On Disturbance State-Space Models and the Particle Marginal Metropolis-Hastings Sampler
We investigate nonlinear state-space models without a closed-form transition density, and propose reformulating such models over their latent noise variables rather than their latent state variables. In doing so the tractable noise density emerges in place of the intractable transition density. For importance sampling methods such as the auxiliary particle filter, this enables importance weights to be computed where they could not be otherwise. As case studies we take two multivariate marine biogeochemical models and perform state and parameter estimation using the particle marginal Metropolis-Hastings sampler. For the particle filter within this sampler, we compare several proposal strategies over noise variables, all based on lookaheads with the unscented Kalman filter. These strategies are compared using conventional means for assessing Metropolis-Hastings efficiency, as well as with a novel metric called the conditional acceptance rate for assessing the consequences of using an estimated, and not exact, likelihood. Results indicate the utility of reformulating the model over noise variables, particularly for fast-mixing process models.
💡 Research Summary
The paper tackles the problem of performing inference in nonlinear state‑space models whose transition densities are not available in closed form. Traditional particle‑filter‑based methods require the ability to evaluate p(xₜ | xₜ₋₁, θ) in order to compute importance weights, but many realistic dynamical systems—especially complex marine biogeochemical models—define the transition only through a deterministic simulator plus stochastic forcing, making the transition density intractable.

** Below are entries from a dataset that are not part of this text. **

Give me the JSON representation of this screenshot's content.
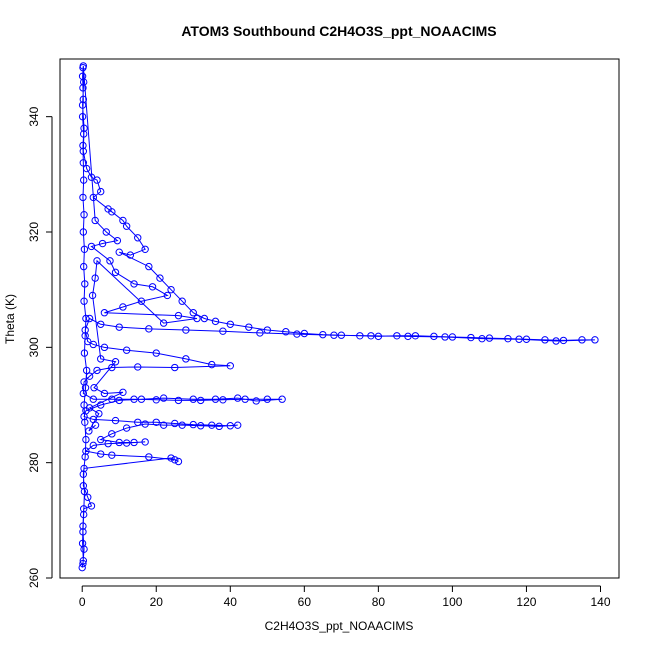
{
  "chart_data": {
    "type": "scatter",
    "title": "ATOM3 Southbound C2H4O3S_ppt_NOAACIMS",
    "xlabel": "C2H4O3S_ppt_NOAACIMS",
    "ylabel": "Theta (K)",
    "xlim": [
      -6,
      145
    ],
    "ylim": [
      260,
      350
    ],
    "x_ticks": [
      0,
      20,
      40,
      60,
      80,
      100,
      120,
      140
    ],
    "y_ticks": [
      260,
      280,
      300,
      320,
      340
    ],
    "grid": false,
    "legend": "none",
    "marker": "open-circle",
    "lines": true,
    "color": "#0000ff",
    "series": [
      {
        "points": [
          [
            0.2,
            348.5
          ],
          [
            0.4,
            346
          ],
          [
            0.1,
            342
          ],
          [
            0.5,
            338
          ],
          [
            0.3,
            334
          ],
          [
            1.2,
            331
          ],
          [
            2.5,
            329.5
          ],
          [
            4.0,
            329
          ],
          [
            5.0,
            327
          ],
          [
            3.0,
            326
          ],
          [
            7.0,
            324
          ],
          [
            8.0,
            323.5
          ],
          [
            11.0,
            322
          ],
          [
            12.0,
            321
          ],
          [
            15.0,
            319
          ],
          [
            17.0,
            317
          ],
          [
            13.0,
            316
          ],
          [
            10.0,
            316.5
          ],
          [
            18.0,
            314
          ],
          [
            21.0,
            312
          ],
          [
            24.0,
            310
          ],
          [
            27.0,
            308
          ],
          [
            30.0,
            306
          ],
          [
            33.0,
            305
          ],
          [
            36.0,
            304.5
          ],
          [
            40.0,
            304
          ],
          [
            45.0,
            303.5
          ],
          [
            50.0,
            303
          ],
          [
            55.0,
            302.7
          ],
          [
            60.0,
            302.4
          ],
          [
            65.0,
            302.2
          ],
          [
            70.0,
            302.1
          ],
          [
            75.0,
            302
          ],
          [
            80.0,
            301.9
          ],
          [
            85.0,
            302
          ],
          [
            90.0,
            302
          ],
          [
            95.0,
            301.9
          ],
          [
            100.0,
            301.8
          ],
          [
            105.0,
            301.7
          ],
          [
            110.0,
            301.6
          ],
          [
            115.0,
            301.5
          ],
          [
            120.0,
            301.4
          ],
          [
            125.0,
            301.3
          ],
          [
            130.0,
            301.2
          ],
          [
            135.0,
            301.3
          ],
          [
            138.5,
            301.3
          ],
          [
            128.0,
            301.1
          ],
          [
            118.0,
            301.4
          ],
          [
            108.0,
            301.5
          ],
          [
            98.0,
            301.8
          ],
          [
            88.0,
            301.9
          ],
          [
            78.0,
            302
          ],
          [
            68.0,
            302.1
          ],
          [
            58.0,
            302.3
          ],
          [
            48.0,
            302.5
          ],
          [
            38.0,
            302.8
          ],
          [
            28.0,
            303
          ],
          [
            18.0,
            303.2
          ],
          [
            10.0,
            303.5
          ],
          [
            5.0,
            304
          ],
          [
            2.0,
            305
          ],
          [
            0.8,
            303
          ],
          [
            1.5,
            301
          ],
          [
            3.0,
            300.5
          ],
          [
            6.0,
            300
          ],
          [
            12.0,
            299.5
          ],
          [
            20.0,
            299
          ],
          [
            28.0,
            298
          ],
          [
            35.0,
            297
          ],
          [
            40.0,
            296.8
          ],
          [
            25.0,
            296.5
          ],
          [
            15.0,
            296.6
          ],
          [
            8.0,
            296.5
          ],
          [
            4.0,
            296
          ],
          [
            2.0,
            295
          ],
          [
            0.5,
            294
          ],
          [
            0.3,
            292
          ],
          [
            3.0,
            291
          ],
          [
            8.0,
            291
          ],
          [
            14.0,
            291
          ],
          [
            20.0,
            290.9
          ],
          [
            26.0,
            290.8
          ],
          [
            32.0,
            290.8
          ],
          [
            38.0,
            290.9
          ],
          [
            44.0,
            291
          ],
          [
            50.0,
            291
          ],
          [
            54.0,
            291
          ],
          [
            47.0,
            290.7
          ],
          [
            42.0,
            291.2
          ],
          [
            36.0,
            291
          ],
          [
            30.0,
            291
          ],
          [
            22.0,
            291.2
          ],
          [
            16.0,
            291
          ],
          [
            10.0,
            290.8
          ],
          [
            5.0,
            290
          ],
          [
            1.0,
            289
          ],
          [
            0.5,
            288
          ],
          [
            3.0,
            287.5
          ],
          [
            9.0,
            287.3
          ],
          [
            15.0,
            287
          ],
          [
            20.0,
            287
          ],
          [
            25.0,
            286.8
          ],
          [
            30.0,
            286.6
          ],
          [
            35.0,
            286.5
          ],
          [
            40.0,
            286.4
          ],
          [
            42.0,
            286.5
          ],
          [
            37.0,
            286.3
          ],
          [
            32.0,
            286.4
          ],
          [
            27.0,
            286.5
          ],
          [
            22.0,
            286.5
          ],
          [
            17.0,
            286.7
          ],
          [
            12.0,
            286
          ],
          [
            8.0,
            285
          ],
          [
            5.0,
            284
          ],
          [
            10.0,
            283.5
          ],
          [
            14.0,
            283.5
          ],
          [
            17.0,
            283.6
          ],
          [
            12.0,
            283.4
          ],
          [
            7.0,
            283.3
          ],
          [
            3.0,
            283
          ],
          [
            1.0,
            282
          ],
          [
            5.0,
            281.5
          ],
          [
            8.0,
            281.3
          ],
          [
            18.0,
            281
          ],
          [
            25.0,
            280.5
          ],
          [
            26.0,
            280.2
          ],
          [
            24.0,
            280.8
          ],
          [
            0.5,
            279
          ],
          [
            0.3,
            276
          ],
          [
            1.5,
            274
          ],
          [
            2.5,
            272.5
          ],
          [
            0.4,
            272
          ],
          [
            0.2,
            269
          ],
          [
            0.1,
            266
          ],
          [
            0.3,
            263
          ],
          [
            0.0,
            261.8
          ],
          [
            0.2,
            262.5
          ],
          [
            0.5,
            265
          ],
          [
            0.2,
            268
          ],
          [
            0.4,
            271
          ],
          [
            0.6,
            275
          ],
          [
            0.3,
            278
          ],
          [
            0.8,
            281
          ],
          [
            1.0,
            284
          ],
          [
            0.7,
            287
          ],
          [
            0.5,
            290
          ],
          [
            0.9,
            293
          ],
          [
            1.2,
            296
          ],
          [
            0.6,
            299
          ],
          [
            0.8,
            302
          ],
          [
            1.0,
            305
          ],
          [
            0.5,
            308
          ],
          [
            0.7,
            311
          ],
          [
            0.4,
            314
          ],
          [
            0.6,
            317
          ],
          [
            0.3,
            320
          ],
          [
            0.5,
            323
          ],
          [
            0.2,
            326
          ],
          [
            0.4,
            329
          ],
          [
            0.3,
            332
          ],
          [
            0.2,
            335
          ],
          [
            0.4,
            337
          ],
          [
            0.1,
            340
          ],
          [
            0.3,
            343
          ],
          [
            0.2,
            345
          ],
          [
            0.1,
            347
          ],
          [
            0.3,
            348.8
          ],
          [
            3.5,
            322
          ],
          [
            6.5,
            320
          ],
          [
            9.5,
            318.5
          ],
          [
            5.5,
            318
          ],
          [
            2.5,
            317.5
          ],
          [
            7.5,
            315
          ],
          [
            9.0,
            313
          ],
          [
            14.0,
            311
          ],
          [
            19.0,
            310.5
          ],
          [
            23.0,
            309
          ],
          [
            16.0,
            308
          ],
          [
            11.0,
            307
          ],
          [
            6.0,
            306
          ],
          [
            26.0,
            305.5
          ],
          [
            31.0,
            305
          ],
          [
            22.0,
            304.2
          ],
          [
            4.0,
            315
          ],
          [
            3.5,
            312
          ],
          [
            2.8,
            309
          ],
          [
            5.0,
            298
          ],
          [
            9.0,
            297.5
          ],
          [
            3.2,
            293
          ],
          [
            6.0,
            292
          ],
          [
            11.0,
            292.2
          ],
          [
            2.0,
            289.5
          ],
          [
            4.5,
            288.5
          ],
          [
            1.8,
            285.5
          ],
          [
            3.6,
            286.5
          ]
        ]
      }
    ]
  }
}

The authors propose to reformulate such models in terms of the latent noise variables εₜ rather than the latent states xₜ. The state evolution is written as xₜ = f(xₜ₋₁, εₜ, θ) where εₜ follows a known, tractable density q(εₜ). In this representation the importance weight for a particle becomes wₜ = p(yₜ | xₜ) · p(εₜ)/q(εₜ), eliminating the need for the unknown transition density.
To embed this idea in a particle marginal Metropolis‑Hastings (PMMH) sampler, the authors use an auxiliary particle filter (APF) that proposes directly on εₜ. They design several proposal strategies based on look‑ahead information obtained from an Unscented Kalman Filter (UKF). The three strategies are: (i) a naïve proposal that draws εₜ from its prior q(εₜ); (ii) a forward‑prediction‑based proposal that uses the UKF‑predicted mean and covariance of xₜ to construct a Gaussian proposal for εₜ; and (iii) a mixture of the two, aiming to balance exploration and exploitation. These proposals are evaluated within the APF, which supplies an unbiased estimate of the marginal likelihood needed by PMMH.

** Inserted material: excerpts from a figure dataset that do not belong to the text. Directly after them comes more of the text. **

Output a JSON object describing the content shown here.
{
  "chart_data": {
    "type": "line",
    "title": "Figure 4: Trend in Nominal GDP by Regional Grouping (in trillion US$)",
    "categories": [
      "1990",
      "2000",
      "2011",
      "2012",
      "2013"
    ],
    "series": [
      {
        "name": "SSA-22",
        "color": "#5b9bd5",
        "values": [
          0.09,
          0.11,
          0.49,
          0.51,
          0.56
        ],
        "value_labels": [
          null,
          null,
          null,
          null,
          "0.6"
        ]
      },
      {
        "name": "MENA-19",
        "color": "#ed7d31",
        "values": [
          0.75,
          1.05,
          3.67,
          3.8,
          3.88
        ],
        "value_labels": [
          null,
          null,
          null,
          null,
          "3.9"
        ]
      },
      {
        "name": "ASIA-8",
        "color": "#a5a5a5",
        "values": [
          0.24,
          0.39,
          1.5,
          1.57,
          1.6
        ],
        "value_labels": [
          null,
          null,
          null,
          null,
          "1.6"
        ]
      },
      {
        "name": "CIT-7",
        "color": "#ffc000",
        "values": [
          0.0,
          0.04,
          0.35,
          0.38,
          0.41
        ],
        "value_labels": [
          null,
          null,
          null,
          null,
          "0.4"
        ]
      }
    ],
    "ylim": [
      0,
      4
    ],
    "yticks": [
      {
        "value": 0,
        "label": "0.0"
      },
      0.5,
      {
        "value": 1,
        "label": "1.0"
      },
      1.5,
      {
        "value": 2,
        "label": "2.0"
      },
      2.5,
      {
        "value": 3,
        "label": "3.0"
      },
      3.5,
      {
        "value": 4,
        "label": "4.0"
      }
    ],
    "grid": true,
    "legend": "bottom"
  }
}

A novel diagnostic, the Conditional Acceptance Rate (CAR), is introduced to quantify the impact of likelihood estimation error on the Metropolis‑Hastings acceptance probability. CAR is computed by repeatedly estimating the likelihood for a given parameter value and measuring the probability that a Metropolis‑Hastings step would be rejected solely because of the Monte‑Carlo noise in the estimate. This complements traditional efficiency measures such as effective sample size per second.
The methodology is applied to two multivariate marine biogeochemical models. The first is a four‑dimensional nutrient‑phytoplankton‑zooplankton system; the second is a six‑dimensional carbon‑nitrogen cycle model. Both have highly nonlinear, simulator‑based transition functions. Results show that (a) reformulating over εₜ reduces computational cost by 30–50 % because the tractable noise density replaces the intractable transition density; (b) the forward‑prediction and mixture proposals roughly double the effective sample size compared with the naïve prior proposal, especially when observations are informative; (c) CAR values are substantially lower for the informed proposals, indicating that the likelihood estimates are more stable; (d) autocorrelation times for the PMMH chains are reduced to about one‑third, yielding many more independent posterior draws for the same computational budget; and (e) state‑estimation root‑mean‑square errors improve by 15–25 % under the informed proposals.

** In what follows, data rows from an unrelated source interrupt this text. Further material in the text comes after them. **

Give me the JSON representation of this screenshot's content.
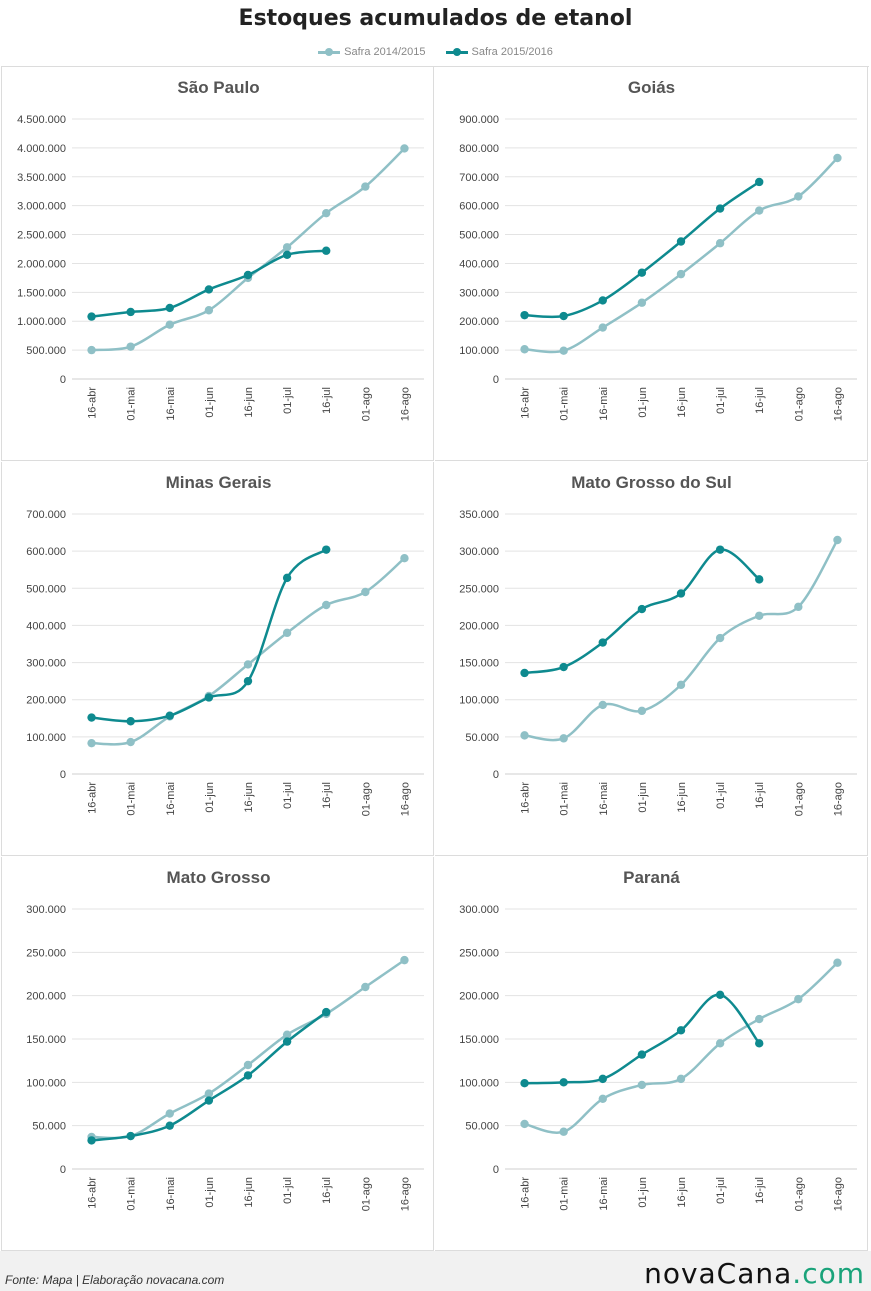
{
  "title": "Estoques acumulados de etanol",
  "legend": [
    {
      "label": "Safra 2014/2015",
      "color": "#8fc0c6"
    },
    {
      "label": "Safra 2015/2016",
      "color": "#0e8a8f"
    }
  ],
  "footer": {
    "source": "Fonte: Mapa | Elaboração novacana.com",
    "logo_main": "novaCana",
    "logo_accent": ".com"
  },
  "chart_data": [
    {
      "type": "line",
      "title": "São Paulo",
      "categories": [
        "16-abr",
        "01-mai",
        "16-mai",
        "01-jun",
        "16-jun",
        "01-jul",
        "16-jul",
        "01-ago",
        "16-ago"
      ],
      "ylim": [
        0,
        4500000
      ],
      "yticks": [
        "0",
        "500.000",
        "1.000.000",
        "1.500.000",
        "2.000.000",
        "2.500.000",
        "3.000.000",
        "3.500.000",
        "4.000.000",
        "4.500.000"
      ],
      "series": [
        {
          "name": "Safra 2014/2015",
          "values": [
            500000,
            560000,
            940000,
            1190000,
            1750000,
            2280000,
            2870000,
            3330000,
            3990000
          ]
        },
        {
          "name": "Safra 2015/2016",
          "values": [
            1080000,
            1160000,
            1230000,
            1550000,
            1800000,
            2150000,
            2220000,
            null,
            null
          ]
        }
      ]
    },
    {
      "type": "line",
      "title": "Goiás",
      "categories": [
        "16-abr",
        "01-mai",
        "16-mai",
        "01-jun",
        "16-jun",
        "01-jul",
        "16-jul",
        "01-ago",
        "16-ago"
      ],
      "ylim": [
        0,
        900000
      ],
      "yticks": [
        "0",
        "100.000",
        "200.000",
        "300.000",
        "400.000",
        "500.000",
        "600.000",
        "700.000",
        "800.000",
        "900.000"
      ],
      "series": [
        {
          "name": "Safra 2014/2015",
          "values": [
            103000,
            98000,
            178000,
            264000,
            363000,
            470000,
            583000,
            632000,
            765000
          ]
        },
        {
          "name": "Safra 2015/2016",
          "values": [
            221000,
            218000,
            272000,
            368000,
            476000,
            590000,
            682000,
            null,
            null
          ]
        }
      ]
    },
    {
      "type": "line",
      "title": "Minas Gerais",
      "categories": [
        "16-abr",
        "01-mai",
        "16-mai",
        "01-jun",
        "16-jun",
        "01-jul",
        "16-jul",
        "01-ago",
        "16-ago"
      ],
      "ylim": [
        0,
        700000
      ],
      "yticks": [
        "0",
        "100.000",
        "200.000",
        "300.000",
        "400.000",
        "500.000",
        "600.000",
        "700.000"
      ],
      "series": [
        {
          "name": "Safra 2014/2015",
          "values": [
            83000,
            86000,
            155000,
            210000,
            295000,
            380000,
            455000,
            490000,
            581000
          ]
        },
        {
          "name": "Safra 2015/2016",
          "values": [
            152000,
            142000,
            157000,
            206000,
            250000,
            528000,
            604000,
            null,
            null
          ]
        }
      ]
    },
    {
      "type": "line",
      "title": "Mato Grosso do Sul",
      "categories": [
        "16-abr",
        "01-mai",
        "16-mai",
        "01-jun",
        "16-jun",
        "01-jul",
        "16-jul",
        "01-ago",
        "16-ago"
      ],
      "ylim": [
        0,
        350000
      ],
      "yticks": [
        "0",
        "50.000",
        "100.000",
        "150.000",
        "200.000",
        "250.000",
        "300.000",
        "350.000"
      ],
      "series": [
        {
          "name": "Safra 2014/2015",
          "values": [
            52000,
            48000,
            93000,
            85000,
            120000,
            183000,
            213000,
            225000,
            315000
          ]
        },
        {
          "name": "Safra 2015/2016",
          "values": [
            136000,
            144000,
            177000,
            222000,
            243000,
            302000,
            262000,
            null,
            null
          ]
        }
      ]
    },
    {
      "type": "line",
      "title": "Mato Grosso",
      "categories": [
        "16-abr",
        "01-mai",
        "16-mai",
        "01-jun",
        "16-jun",
        "01-jul",
        "16-jul",
        "01-ago",
        "16-ago"
      ],
      "ylim": [
        0,
        300000
      ],
      "yticks": [
        "0",
        "50.000",
        "100.000",
        "150.000",
        "200.000",
        "250.000",
        "300.000"
      ],
      "series": [
        {
          "name": "Safra 2014/2015",
          "values": [
            37000,
            38000,
            64000,
            87000,
            120000,
            155000,
            179000,
            210000,
            241000
          ]
        },
        {
          "name": "Safra 2015/2016",
          "values": [
            33000,
            38000,
            50000,
            79000,
            108000,
            147000,
            181000,
            null,
            null
          ]
        }
      ]
    },
    {
      "type": "line",
      "title": "Paraná",
      "categories": [
        "16-abr",
        "01-mai",
        "16-mai",
        "01-jun",
        "16-jun",
        "01-jul",
        "16-jul",
        "01-ago",
        "16-ago"
      ],
      "ylim": [
        0,
        300000
      ],
      "yticks": [
        "0",
        "50.000",
        "100.000",
        "150.000",
        "200.000",
        "250.000",
        "300.000"
      ],
      "series": [
        {
          "name": "Safra 2014/2015",
          "values": [
            52000,
            43000,
            81000,
            97000,
            104000,
            145000,
            173000,
            196000,
            238000
          ]
        },
        {
          "name": "Safra 2015/2016",
          "values": [
            99000,
            100000,
            104000,
            132000,
            160000,
            201000,
            145000,
            null,
            null
          ]
        }
      ]
    }
  ]
}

In summary, the paper demonstrates that recasting a state‑space model in terms of its latent noise variables provides a practical route to unbiased likelihood estimation when the transition density is unavailable. Coupled with UKF‑guided proposal mechanisms and the CAR diagnostic, the approach yields faster‑mixing, more accurate inference for complex, fast‑mixing process models. The authors suggest future work on scaling to higher‑dimensional systems, integrating particle smoothers, and applying the framework to online data assimilation contexts.